高校の同級生だった3人が三者三様に活躍する話。筆者によると、地域再生におけるロジック(手法)に加えて、現場で活動する人たちのエモーション(気持ち)の部分に重点を置いた内容とのことです。

本の内容は創作(フィクション)ですが、そのベースは20年以上に及ぶ筆者の苦労した実体験が元。高校在学中に早稲田商店会の活動に参画して以来、事業開発や地方政策に関わり続けている筆者による「地域再生のための実践本」に仕上がっています。

なお、ストーリーに登場する「株式会社ままま」は、筆者が関わっている愛知県春日井市の勝川商店街にある小さな複合商業施設「ままま勝川」が由来のようです。

こんな人にピッタリ!

・地方交付税や補助金の使われ方と根本課題について知りたい人
・地方で起業する際のスタートから事業拡大への流れを知りたい人
・地域貢献の実践的な方法と回避すべき失敗事例を網羅的に得たい人

面白く読み進められる内容に加えて、地方の現状や裏事情にまで精通した注釈解説がスゴイ!官と民の違いや立ち位置に起因する問題点をしっかりえぐれている名著です。

上級編

03.これからの地域再生(著者:飯田泰之、他6名)

書籍「これからの地域再生」写真 黄色のシンプルデザインに著者7氏名が載る表紙

土地、商業、農業、起業家などの分野における地域再生の現状課題と対策について、各分野のエキスパートとなる7名の専門家が各パートを執筆して1冊にまとめた専門書。

☆ 概要 ☆

当著は、中心市街地人口10万人規模の中規模都市がメインターゲット。スケールメリットを活かしつつ大規模都市の過密非効率さも無い、最も効果的な地域再生を図れるのが中規模都市であることを序章で解説。
そして、センスある都市に人が集まることを論じた1章、農工商の都市開発の歴史と発生問題をひも解く2章、不動産オーナーではなく商売の担い手にフォーカスした建物利活用の3章、観光でフォーカスされにくい夜の経済活動による活性化を提唱する4章、地方で強固な地盤を持つ地方豪族にスポットを当てた5章、山口県山口市で実践されている地域住民のための農業を解説した6章。

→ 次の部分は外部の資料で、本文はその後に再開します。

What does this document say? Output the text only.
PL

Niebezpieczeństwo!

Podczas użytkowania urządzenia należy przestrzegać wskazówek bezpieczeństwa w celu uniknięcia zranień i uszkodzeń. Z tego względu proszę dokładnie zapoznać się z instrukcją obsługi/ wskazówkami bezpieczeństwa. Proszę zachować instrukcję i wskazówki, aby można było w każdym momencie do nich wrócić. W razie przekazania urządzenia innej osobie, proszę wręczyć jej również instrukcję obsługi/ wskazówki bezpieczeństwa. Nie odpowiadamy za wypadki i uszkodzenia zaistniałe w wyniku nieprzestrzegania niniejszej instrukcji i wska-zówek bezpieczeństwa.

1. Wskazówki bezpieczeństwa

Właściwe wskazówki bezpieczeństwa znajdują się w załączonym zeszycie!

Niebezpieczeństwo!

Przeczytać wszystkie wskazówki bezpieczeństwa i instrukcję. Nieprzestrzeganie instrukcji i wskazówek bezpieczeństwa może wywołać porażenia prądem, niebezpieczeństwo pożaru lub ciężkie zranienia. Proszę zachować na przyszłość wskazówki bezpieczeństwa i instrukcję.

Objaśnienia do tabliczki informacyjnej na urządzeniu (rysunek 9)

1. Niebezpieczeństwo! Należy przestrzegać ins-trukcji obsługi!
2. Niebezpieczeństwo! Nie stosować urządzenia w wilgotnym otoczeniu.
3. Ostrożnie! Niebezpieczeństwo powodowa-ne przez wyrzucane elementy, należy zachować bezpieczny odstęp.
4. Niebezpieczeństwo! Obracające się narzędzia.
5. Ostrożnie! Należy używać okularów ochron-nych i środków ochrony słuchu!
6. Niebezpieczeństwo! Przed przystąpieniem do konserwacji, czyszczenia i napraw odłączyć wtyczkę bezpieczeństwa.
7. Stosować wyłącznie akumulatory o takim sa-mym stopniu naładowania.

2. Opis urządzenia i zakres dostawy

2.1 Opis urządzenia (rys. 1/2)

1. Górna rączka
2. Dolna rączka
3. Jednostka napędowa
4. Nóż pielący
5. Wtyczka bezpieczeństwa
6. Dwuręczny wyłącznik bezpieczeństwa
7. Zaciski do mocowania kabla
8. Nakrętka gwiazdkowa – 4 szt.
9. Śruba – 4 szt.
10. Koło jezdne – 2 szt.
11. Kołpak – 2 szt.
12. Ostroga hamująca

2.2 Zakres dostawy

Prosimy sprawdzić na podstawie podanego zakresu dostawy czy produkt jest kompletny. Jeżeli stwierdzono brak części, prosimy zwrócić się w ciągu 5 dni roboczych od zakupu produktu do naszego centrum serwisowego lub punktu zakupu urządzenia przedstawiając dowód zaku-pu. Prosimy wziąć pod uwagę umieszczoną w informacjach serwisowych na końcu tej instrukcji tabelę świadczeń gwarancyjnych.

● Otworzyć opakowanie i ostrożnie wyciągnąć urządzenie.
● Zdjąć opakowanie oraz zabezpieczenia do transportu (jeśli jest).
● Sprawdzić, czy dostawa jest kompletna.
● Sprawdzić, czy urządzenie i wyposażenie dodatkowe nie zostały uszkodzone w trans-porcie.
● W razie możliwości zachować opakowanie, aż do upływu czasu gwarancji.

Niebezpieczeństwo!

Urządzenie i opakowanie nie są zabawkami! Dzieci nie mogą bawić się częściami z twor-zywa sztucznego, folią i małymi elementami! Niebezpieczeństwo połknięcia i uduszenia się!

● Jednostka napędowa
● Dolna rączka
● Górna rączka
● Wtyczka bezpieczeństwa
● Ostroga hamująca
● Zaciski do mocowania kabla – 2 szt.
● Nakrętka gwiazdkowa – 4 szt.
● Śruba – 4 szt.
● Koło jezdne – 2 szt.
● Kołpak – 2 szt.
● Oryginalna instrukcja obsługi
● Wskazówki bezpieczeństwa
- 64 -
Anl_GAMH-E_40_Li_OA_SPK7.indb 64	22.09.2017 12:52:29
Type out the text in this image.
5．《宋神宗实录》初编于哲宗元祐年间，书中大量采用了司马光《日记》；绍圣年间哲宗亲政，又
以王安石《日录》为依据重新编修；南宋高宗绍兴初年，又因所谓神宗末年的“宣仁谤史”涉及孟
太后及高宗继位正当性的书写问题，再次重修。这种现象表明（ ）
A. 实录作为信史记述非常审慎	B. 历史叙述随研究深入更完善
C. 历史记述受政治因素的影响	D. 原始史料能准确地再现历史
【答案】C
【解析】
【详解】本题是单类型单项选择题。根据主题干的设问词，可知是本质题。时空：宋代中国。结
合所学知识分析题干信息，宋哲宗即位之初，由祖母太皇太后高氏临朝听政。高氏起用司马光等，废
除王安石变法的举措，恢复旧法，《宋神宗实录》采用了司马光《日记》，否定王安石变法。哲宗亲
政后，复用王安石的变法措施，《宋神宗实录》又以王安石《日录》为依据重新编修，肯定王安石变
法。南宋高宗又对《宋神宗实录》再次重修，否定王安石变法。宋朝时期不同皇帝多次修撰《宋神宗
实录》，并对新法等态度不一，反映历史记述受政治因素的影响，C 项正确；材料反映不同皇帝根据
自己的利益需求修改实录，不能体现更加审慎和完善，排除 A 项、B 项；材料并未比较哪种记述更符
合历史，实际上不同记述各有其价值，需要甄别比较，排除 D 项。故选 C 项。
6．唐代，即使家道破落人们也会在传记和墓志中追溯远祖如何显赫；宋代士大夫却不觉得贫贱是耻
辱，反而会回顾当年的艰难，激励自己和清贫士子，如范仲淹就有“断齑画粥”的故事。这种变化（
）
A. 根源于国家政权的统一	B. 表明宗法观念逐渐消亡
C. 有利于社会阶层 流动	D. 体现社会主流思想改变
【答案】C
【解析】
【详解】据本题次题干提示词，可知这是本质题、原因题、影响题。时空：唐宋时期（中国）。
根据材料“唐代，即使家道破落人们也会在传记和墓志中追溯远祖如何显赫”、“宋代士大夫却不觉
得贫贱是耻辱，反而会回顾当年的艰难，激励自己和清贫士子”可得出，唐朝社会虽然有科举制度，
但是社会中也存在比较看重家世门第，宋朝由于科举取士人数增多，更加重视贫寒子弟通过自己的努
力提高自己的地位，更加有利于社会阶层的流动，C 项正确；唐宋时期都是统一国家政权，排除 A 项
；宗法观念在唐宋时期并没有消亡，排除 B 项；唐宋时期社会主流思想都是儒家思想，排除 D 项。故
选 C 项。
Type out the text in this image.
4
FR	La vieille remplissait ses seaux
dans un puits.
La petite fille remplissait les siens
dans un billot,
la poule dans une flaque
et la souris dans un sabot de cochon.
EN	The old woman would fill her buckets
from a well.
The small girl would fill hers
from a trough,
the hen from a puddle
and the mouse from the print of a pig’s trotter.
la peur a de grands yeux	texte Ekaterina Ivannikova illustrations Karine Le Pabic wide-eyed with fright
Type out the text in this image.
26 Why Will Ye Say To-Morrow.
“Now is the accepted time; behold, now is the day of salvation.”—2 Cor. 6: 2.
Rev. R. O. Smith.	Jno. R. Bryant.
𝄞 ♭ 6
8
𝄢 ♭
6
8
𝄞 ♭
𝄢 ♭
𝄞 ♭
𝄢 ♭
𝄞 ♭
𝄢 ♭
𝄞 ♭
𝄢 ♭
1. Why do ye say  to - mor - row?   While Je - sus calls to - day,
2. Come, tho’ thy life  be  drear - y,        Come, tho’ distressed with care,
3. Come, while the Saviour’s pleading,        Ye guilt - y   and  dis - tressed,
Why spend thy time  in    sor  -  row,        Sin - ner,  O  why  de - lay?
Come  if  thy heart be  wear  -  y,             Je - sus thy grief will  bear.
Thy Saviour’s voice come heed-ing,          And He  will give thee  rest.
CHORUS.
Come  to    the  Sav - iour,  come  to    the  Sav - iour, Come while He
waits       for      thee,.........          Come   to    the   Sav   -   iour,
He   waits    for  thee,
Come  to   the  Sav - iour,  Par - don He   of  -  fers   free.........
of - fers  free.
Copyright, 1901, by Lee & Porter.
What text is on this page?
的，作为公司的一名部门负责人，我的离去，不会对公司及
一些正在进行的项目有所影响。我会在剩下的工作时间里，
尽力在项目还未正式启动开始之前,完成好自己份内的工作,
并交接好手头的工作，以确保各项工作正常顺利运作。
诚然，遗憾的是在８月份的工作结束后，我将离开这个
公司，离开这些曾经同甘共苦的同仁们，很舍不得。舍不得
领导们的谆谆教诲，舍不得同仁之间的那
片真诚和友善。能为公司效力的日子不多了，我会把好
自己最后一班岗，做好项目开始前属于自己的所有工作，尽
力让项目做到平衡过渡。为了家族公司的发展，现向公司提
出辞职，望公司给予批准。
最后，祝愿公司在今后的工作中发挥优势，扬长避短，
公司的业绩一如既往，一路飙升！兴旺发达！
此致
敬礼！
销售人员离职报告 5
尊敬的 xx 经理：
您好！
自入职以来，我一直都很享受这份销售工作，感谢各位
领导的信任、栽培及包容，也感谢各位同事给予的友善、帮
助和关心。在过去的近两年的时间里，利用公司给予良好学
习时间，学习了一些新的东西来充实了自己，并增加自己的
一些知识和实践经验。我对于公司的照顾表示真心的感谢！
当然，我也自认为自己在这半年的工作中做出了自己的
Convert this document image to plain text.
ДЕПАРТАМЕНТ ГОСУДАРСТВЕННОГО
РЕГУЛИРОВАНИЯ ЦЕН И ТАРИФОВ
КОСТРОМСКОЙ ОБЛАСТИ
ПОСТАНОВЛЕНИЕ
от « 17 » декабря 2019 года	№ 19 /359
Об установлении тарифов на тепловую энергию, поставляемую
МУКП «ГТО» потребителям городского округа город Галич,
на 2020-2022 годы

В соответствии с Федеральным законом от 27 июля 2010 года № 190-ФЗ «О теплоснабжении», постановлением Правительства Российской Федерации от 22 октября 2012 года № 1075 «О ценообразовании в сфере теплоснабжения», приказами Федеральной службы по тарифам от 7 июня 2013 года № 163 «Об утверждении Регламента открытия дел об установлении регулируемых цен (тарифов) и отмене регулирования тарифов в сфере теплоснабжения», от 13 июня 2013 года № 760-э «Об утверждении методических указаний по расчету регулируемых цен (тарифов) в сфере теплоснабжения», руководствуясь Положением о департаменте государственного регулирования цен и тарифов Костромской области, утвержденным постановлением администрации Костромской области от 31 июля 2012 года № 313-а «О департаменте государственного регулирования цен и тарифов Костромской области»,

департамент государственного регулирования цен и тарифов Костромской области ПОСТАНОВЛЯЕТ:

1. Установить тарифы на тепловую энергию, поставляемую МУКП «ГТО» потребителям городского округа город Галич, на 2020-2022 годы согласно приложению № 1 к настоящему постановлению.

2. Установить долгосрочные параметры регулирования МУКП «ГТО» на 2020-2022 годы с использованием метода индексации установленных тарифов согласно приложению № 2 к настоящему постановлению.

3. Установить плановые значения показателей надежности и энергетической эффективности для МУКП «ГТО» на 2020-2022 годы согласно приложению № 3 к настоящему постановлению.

マクロ経済学の分野でテレビ出演や明治大学准教授を担う、経済学者の飯田泰之がリーダーとして序章解説しつつ各章ごと約30ページを取りまとめた1冊。専門家視点の分析だけでなく事例を紹介した解説も徹底されています。

こんな人にピッタリ!

・農業、商業、芸術など特化した分野の地域再生手法を知りたい人
・地域再生や地方創生を職業にして活動する個人や企業担当者
・地域再生で一般的にもてはやされている手法に違和感を持つ人

個人的には農業ブランド化や就農政策に異を唱える6章の読み応えが最高だった!福岡市の高島市長、五城目町の丑田さんなど私が知っている事例も載っていましたし、本格派の書籍です。

まとめ

私たちの生活や将来において密接にかかわる地方創生ですが、小難しい書籍もありますので選定できるようレベル別に分類してみました。

私も最初は無知な初心者でステップを踏みつつ地方にも足を運んで理解していきましたので、自身のレベルをもとに書籍を選ぶのがオススメです。

以上、地方創生・地域活性化のオススメ書籍の紹介でした。